3. Fear Fear "Many of us who lived with alcoholism became intimately acquainted with fear...in AlAnon we learn that fear is nothing more that a lack of faith, and that by developing our faith we can have courage beyond our expectations...We begin to understand what we did, and that leads to compassion for who we used to be. Our growing awareness about the truth of our situation points us toward freedom. We may have fear...but we are shown we can acknowledge our fear and remain free to live life anyway, under the care of our Higher Power." "Instead of expending my energy on living my life, I focused almost exclusively on avoiding pain, stuffing disturbing feelings, and keeping myself as numb as I could." (How AlAnon Works, P 154)

I lived my life in fear until I walked into Walter Reed and gave control over to God. Jason would live or die, it was in God's hands. My consciousness was raised, I could give my whole self over to God and live without fear. And so I have. I have the freedom to respond to God in the now, not past nor future but today.

Monday, August 2, 2010

Three things to be grateful for

I had a good day today. Easy going but fruitful.
I spent my time in prayer-scriptures, liturgy of the hours.
Cleaning out and trying weed out what I don't want to move if that happens.

I am grateful for:
1. Public libraries-part of the "socialism" of America.
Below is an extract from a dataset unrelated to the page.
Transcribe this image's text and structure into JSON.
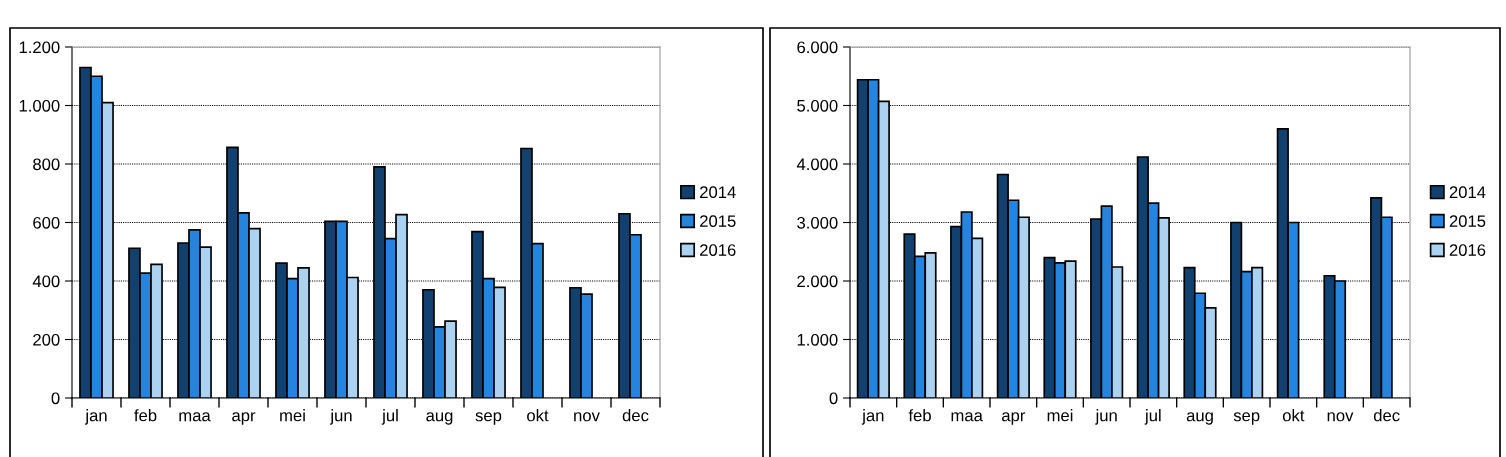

I gave books back, took out books and music to listen to as I drive to Richmond VA.

2. Baked sweet potatoes-had one for lunch, full of vitamins, I added cinnamon for taste today. Have to use less brown sugar.

3. Computers for writing journals, blogs, email, Face Book. Great when they work.

Sunday, August 1, 2010

Three things to be grateful for

I attended a AlAnon meeting on Sat morning, "Never alone at 9" It is a based on the 12 steps and the AA Big Book is used. In the sharing, this statement was made,

"When fear is released, freedom awaits."
I had never thought of it in this way.
Yet I know when I arrived at Walter Reed I was fearful, anxious, and depressed. I arrived at WR and my fear left me.
I was free to tend to the needs of my very seriously injured son.
I was free to leave an abusive marriage.

With Jesus at my side I have come very far in my spiritual and emotional growth(they are one) since that day.
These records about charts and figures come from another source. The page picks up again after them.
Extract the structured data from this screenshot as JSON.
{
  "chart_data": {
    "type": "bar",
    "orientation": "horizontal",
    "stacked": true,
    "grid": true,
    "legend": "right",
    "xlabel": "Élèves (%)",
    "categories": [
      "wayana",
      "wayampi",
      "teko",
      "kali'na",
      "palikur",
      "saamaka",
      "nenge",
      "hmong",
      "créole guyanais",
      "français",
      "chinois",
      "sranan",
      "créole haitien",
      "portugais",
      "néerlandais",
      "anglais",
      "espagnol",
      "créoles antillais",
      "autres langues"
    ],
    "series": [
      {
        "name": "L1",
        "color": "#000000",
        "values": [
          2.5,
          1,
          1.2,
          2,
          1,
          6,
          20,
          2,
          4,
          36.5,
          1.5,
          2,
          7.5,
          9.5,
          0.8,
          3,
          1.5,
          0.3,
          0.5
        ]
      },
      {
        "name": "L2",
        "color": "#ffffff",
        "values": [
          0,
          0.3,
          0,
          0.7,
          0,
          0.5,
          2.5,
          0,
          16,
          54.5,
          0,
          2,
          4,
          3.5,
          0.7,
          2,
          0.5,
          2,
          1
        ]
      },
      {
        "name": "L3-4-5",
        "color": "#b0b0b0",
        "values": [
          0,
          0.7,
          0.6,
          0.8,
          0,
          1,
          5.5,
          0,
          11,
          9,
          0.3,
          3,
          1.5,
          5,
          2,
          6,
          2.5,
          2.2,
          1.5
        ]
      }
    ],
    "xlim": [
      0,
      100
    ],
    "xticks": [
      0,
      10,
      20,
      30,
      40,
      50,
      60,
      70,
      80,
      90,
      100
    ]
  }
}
Freedom does come in when fear is released.
Freedom to be responsible for only my actions, feelings, thoughts as AlAnon teaches.
Freedom to know that only I am responsible for what happens with my life, no one else is.

Jesus is my Higher Power,
God walks with me as my brother and is the Truth deep within my soul.

One of the women said that each day before she goes to sleep she reminds herself of three things she is grateful for. Today I am grateful for
1. Having a nice apartment with a beautiful sunset outside.
2. Being at peace with not attending the oppressive RCC on Sunday. Instead as I do every day, I spend an hour reading the scriptures, saying the daily office, reading from AlAnon literature, and Tolle's book the Power of Now.
3. Attending the Spiritual Growth Network with mature adults who have journeyed far into who they are and who God is for them. One is a Hawaiian shaman, one is a Buddhist, two are married RC priests.